Veggie & Hummus Sandwich
This mile-high vegetable and hummus sandwich makes the perfect heart-healthy vegetarian lunch to go. Mix it up with different flavors of hummus and different types of vegetables depending on your mood.
Salmon Rice Bowl
Inspired by the viral TikTok trend, this tasty bowl makes for a satisfying lunch or dinner. With a handful of healthy ingredients, like instant brown rice, heart-healthy salmon and lots of crunchy veggies, you'll have a filling and flavorful meal in just 25 minutes. Looking to cut down on carbs? Try swapping in riced cauliflower in place of the brown rice.
One-Pan Chicken & Asparagus Bake
In this chicken and asparagus recipe, we use one baking sheet to whip up dinner quickly, veggies included. Pounding the chicken thin helps it cook quickly alongside the carrots and potatoes, with asparagus rounding out the meal. This is one quick dinner recipe you'll be returning to again and again.

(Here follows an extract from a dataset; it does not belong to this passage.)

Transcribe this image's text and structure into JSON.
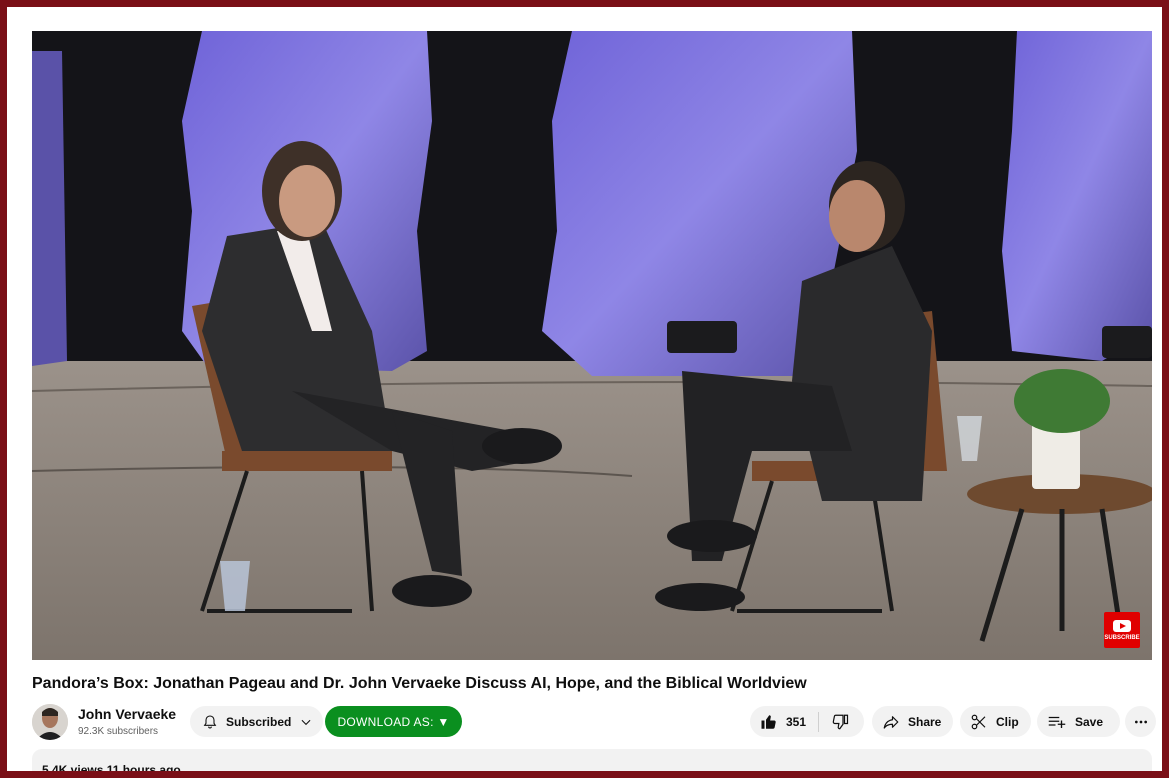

Baked Banana-Nut Oatmeal Cups
Muffins meet oatmeal in these moist and tasty grab-and-go oatmeal cups. Feel free to swap out the pecans for any other nut--walnuts would be great--or omit them altogether. Make a batch on the weekend and keep them in your fridge or freezer for quick and easy breakfasts all week. Reheat in the microwave for about 40 seconds.
Mediterranean Breakfast Sandwiches
This veggie-packed breakfast sandwich delivers a healthy serving of protein plus fresh vegetables on low-carbohydrate sandwich bread.
Sheet-Pan Garlic-Soy Chicken & Vegetables
This easy dish comes together quickly and is cooked all on one baking sheet. Putting the pan in the oven while it preheats makes it hot enough to lightly sear the chicken and vegetables, adding texture and flavor and also reducing the cook time. Chicken thighs emerge from the oven succulent and coated in the savory sauce (with less salt because of the low-sodium soy sauce) and fragrant from the garlic, ginger and scallions. We recommend serving this with brown rice or whole-wheat noodles.
Vegan Superfood Grain Bowls
This nutrient-packed grain bowl recipe comes together in 15 minutes with the help of a few convenience-food shortcuts like prewashed baby kale, microwavable quinoa and precooked beets. Pack these ahead to keep on hand for easy meal-prep lunches or dinners on busy nights.
One-Pot Garlicky Shrimp & Broccoli
Shrimp cooks quickly in this easy, one-pot recipe, making it perfect for busy weeknights. Serve over whole grains or rice.
Hearty Chickpea & Spinach Stew
This satisfying stew comes together in a snap. Mashed chickpeas add body to the broth, and tomato paste adds a savory note without piling on the sodium. To simplify the prep, look for chopped fresh onion and shredded carrot or a soup starter mix in the produce section.
Air-Fryer Zucchini
Zucchini crisps up nicely in this simple air-fryer zucchini recipe. The interior is creamy and soft without feeling mushy, with the outside remaining crispy. A squeeze of lemon after cooking adds brightness and tang.
Cinnamon-Roll Overnight Oats
It takes just minutes to assemble this healthy no-cook breakfast, and you'll have meal-prepped grab-and-go breakfasts on hand for the rest of the week. Top these delicious vegan oats—inspired by classic cinnamon bun flavors—with fresh or frozen fruit and your favorite nuts and seeds.